In summary, based on the NDVI time series, this study explored the issue of vegetation variation on the alpine grassland ecosystem. Our study clearly showed a significant decreasing trend of vegetation index across northern Tibet during the period of 2000–2015. The physical factors, rather than the anthropogenic factors, have been the primary driving factors for vegetation dynamics, while the effects of the anthropogenic factors may be magnified when the physical environment is unsuitable for vegetation growth. Specifically, meteorological factors were the primary factors that determined vegetation variation in the alpine meadow and the alpine scrub, and the anthropogenic factors influenced the alpine scrub variation the most. The interactions between the driving factors had a larger effect on vegetation than any single factor. In the alpine meadow, the areas with high altitude may improve the impact of precipitation on vegetation.
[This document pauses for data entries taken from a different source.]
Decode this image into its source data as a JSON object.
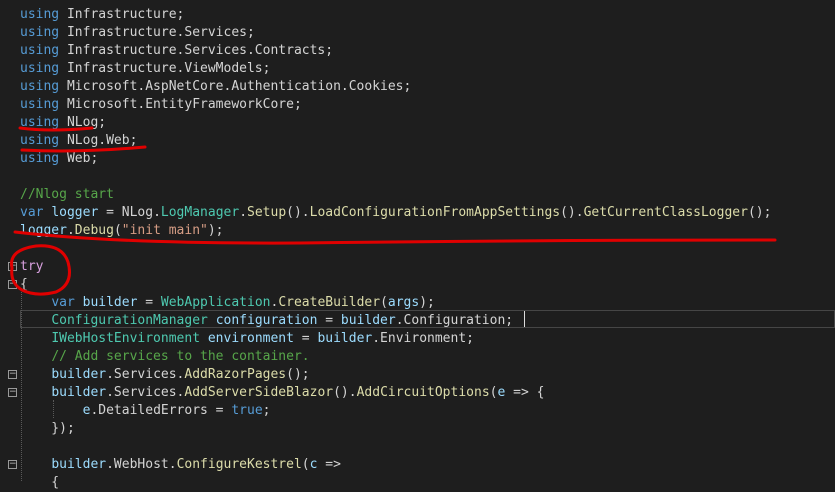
{
  "editor": {
    "lines": [
      [
        {
          "c": "kw",
          "t": "using"
        },
        {
          "c": "pl",
          "t": " Infrastructure;"
        }
      ],
      [
        {
          "c": "kw",
          "t": "using"
        },
        {
          "c": "pl",
          "t": " Infrastructure.Services;"
        }
      ],
      [
        {
          "c": "kw",
          "t": "using"
        },
        {
          "c": "pl",
          "t": " Infrastructure.Services.Contracts;"
        }
      ],
      [
        {
          "c": "kw",
          "t": "using"
        },
        {
          "c": "pl",
          "t": " Infrastructure.ViewModels;"
        }
      ],
      [
        {
          "c": "kw",
          "t": "using"
        },
        {
          "c": "pl",
          "t": " Microsoft.AspNetCore.Authentication.Cookies;"
        }
      ],
      [
        {
          "c": "kw",
          "t": "using"
        },
        {
          "c": "pl",
          "t": " Microsoft.EntityFrameworkCore;"
        }
      ],
      [
        {
          "c": "kw",
          "t": "using"
        },
        {
          "c": "pl",
          "t": " NLog;"
        }
      ],
      [
        {
          "c": "kw",
          "t": "using"
        },
        {
          "c": "pl",
          "t": " NLog.Web;"
        }
      ],
      [
        {
          "c": "kw",
          "t": "using"
        },
        {
          "c": "pl",
          "t": " Web;"
        }
      ],
      [],
      [
        {
          "c": "cm",
          "t": "//Nlog start"
        }
      ],
      [
        {
          "c": "kw",
          "t": "var"
        },
        {
          "c": "pl",
          "t": " "
        },
        {
          "c": "id",
          "t": "logger"
        },
        {
          "c": "pl",
          "t": " = NLog."
        },
        {
          "c": "ty",
          "t": "LogManager"
        },
        {
          "c": "pl",
          "t": "."
        },
        {
          "c": "fn",
          "t": "Setup"
        },
        {
          "c": "pl",
          "t": "()."
        },
        {
          "c": "fn",
          "t": "LoadConfigurationFromAppSettings"
        },
        {
          "c": "pl",
          "t": "()."
        },
        {
          "c": "fn",
          "t": "GetCurrentClassLogger"
        },
        {
          "c": "pl",
          "t": "();"
        }
      ],
      [
        {
          "c": "id",
          "t": "logger"
        },
        {
          "c": "pl",
          "t": "."
        },
        {
          "c": "fn",
          "t": "Debug"
        },
        {
          "c": "pl",
          "t": "("
        },
        {
          "c": "st",
          "t": "\"init main\""
        },
        {
          "c": "pl",
          "t": ");"
        }
      ],
      [],
      [
        {
          "c": "ctl",
          "t": "try"
        }
      ],
      [
        {
          "c": "pl",
          "t": "{"
        }
      ],
      [
        {
          "c": "pl",
          "t": "    "
        },
        {
          "c": "kw",
          "t": "var"
        },
        {
          "c": "pl",
          "t": " "
        },
        {
          "c": "id",
          "t": "builder"
        },
        {
          "c": "pl",
          "t": " = "
        },
        {
          "c": "ty",
          "t": "WebApplication"
        },
        {
          "c": "pl",
          "t": "."
        },
        {
          "c": "fn",
          "t": "CreateBuilder"
        },
        {
          "c": "pl",
          "t": "("
        },
        {
          "c": "id",
          "t": "args"
        },
        {
          "c": "pl",
          "t": ");"
        }
      ],
      [
        {
          "c": "pl",
          "t": "    "
        },
        {
          "c": "ty",
          "t": "ConfigurationManager"
        },
        {
          "c": "pl",
          "t": " "
        },
        {
          "c": "id",
          "t": "configuration"
        },
        {
          "c": "pl",
          "t": " = "
        },
        {
          "c": "id",
          "t": "builder"
        },
        {
          "c": "pl",
          "t": ".Configuration;"
        }
      ],
      [
        {
          "c": "pl",
          "t": "    "
        },
        {
          "c": "ty",
          "t": "IWebHostEnvironment"
        },
        {
          "c": "pl",
          "t": " "
        },
        {
          "c": "id",
          "t": "environment"
        },
        {
          "c": "pl",
          "t": " = "
        },
        {
          "c": "id",
          "t": "builder"
        },
        {
          "c": "pl",
          "t": ".Environment;"
        }
      ],
      [
        {
          "c": "pl",
          "t": "    "
        },
        {
          "c": "cm",
          "t": "// Add services to the container."
        }
      ],
      [
        {
          "c": "pl",
          "t": "    "
        },
        {
          "c": "id",
          "t": "builder"
        },
        {
          "c": "pl",
          "t": ".Services."
        },
        {
          "c": "fn",
          "t": "AddRazorPages"
        },
        {
          "c": "pl",
          "t": "();"
        }
      ],
      [
        {
          "c": "pl",
          "t": "    "
        },
        {
          "c": "id",
          "t": "builder"
        },
        {
          "c": "pl",
          "t": ".Services."
        },
        {
          "c": "fn",
          "t": "AddServerSideBlazor"
        },
        {
          "c": "pl",
          "t": "()."
        },
        {
          "c": "fn",
          "t": "AddCircuitOptions"
        },
        {
          "c": "pl",
          "t": "("
        },
        {
          "c": "id",
          "t": "e"
        },
        {
          "c": "pl",
          "t": " => {"
        }
      ],
      [
        {
          "c": "pl",
          "t": "        "
        },
        {
          "c": "id",
          "t": "e"
        },
        {
          "c": "pl",
          "t": ".DetailedErrors = "
        },
        {
          "c": "kw",
          "t": "true"
        },
        {
          "c": "pl",
          "t": ";"
        }
      ],
      [
        {
          "c": "pl",
          "t": "    });"
        }
      ],
      [],
      [
        {
          "c": "pl",
          "t": "    "
        },
        {
          "c": "id",
          "t": "builder"
        },
        {
          "c": "pl",
          "t": ".WebHost."
        },
        {
          "c": "fn",
          "t": "ConfigureKestrel"
        },
        {
          "c": "pl",
          "t": "("
        },
        {
          "c": "id",
          "t": "c"
        },
        {
          "c": "pl",
          "t": " =>"
        }
      ],
      [
        {
          "c": "pl",
          "t": "    {"
        }
      ]
    ],
    "fold_markers": [
      "−",
      "−",
      "−",
      "−",
      "−"
    ],
    "theme": {
      "background": "#1e1e1e",
      "keyword": "#569cd6",
      "type": "#4ec9b0",
      "method": "#dcdcaa",
      "variable": "#9cdcfe",
      "string": "#d69d85",
      "comment": "#57a64a",
      "annotation": "#e00000"
    }
  }
}
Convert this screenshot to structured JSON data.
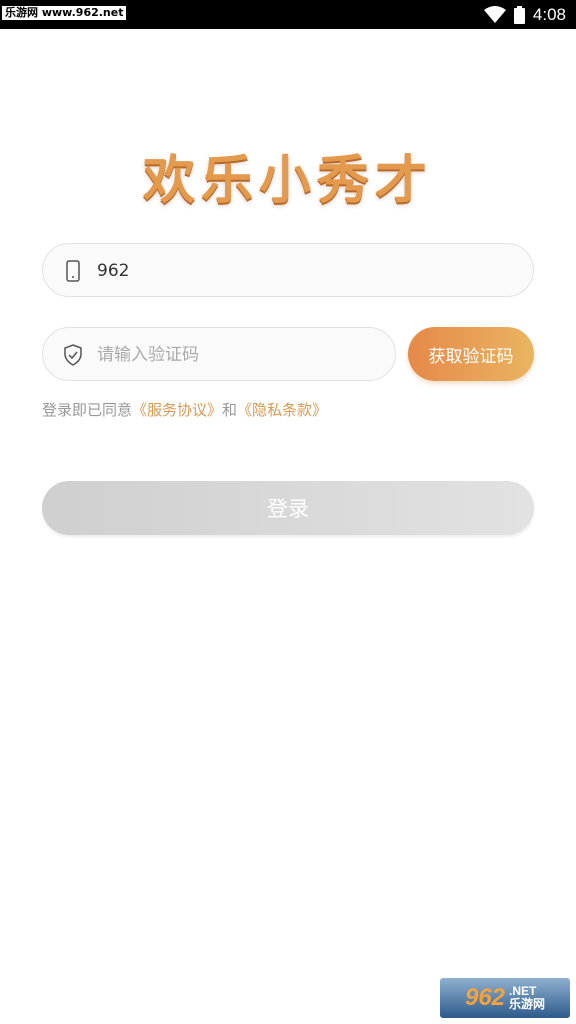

Meanwhile, decreasing precipitation combined with increasing temperature and decreasing sunshine duration may potentially enhance the degradation of the grasslands, while the soil types and the anthropogenic factors together have resulted in a reduction of grassland plant cover in the alpine steppe. In addition, the influence of population density is highly similar to that of grazing density, which may provide access to simplify the study of the anthropogenic activities in the plateau ecosystem. Although this study integrally quantified the influence of environment factors on vegetation variation, it failed to identity the dominant factors at a sub-region scale. Finer resolution data are needed for further studies.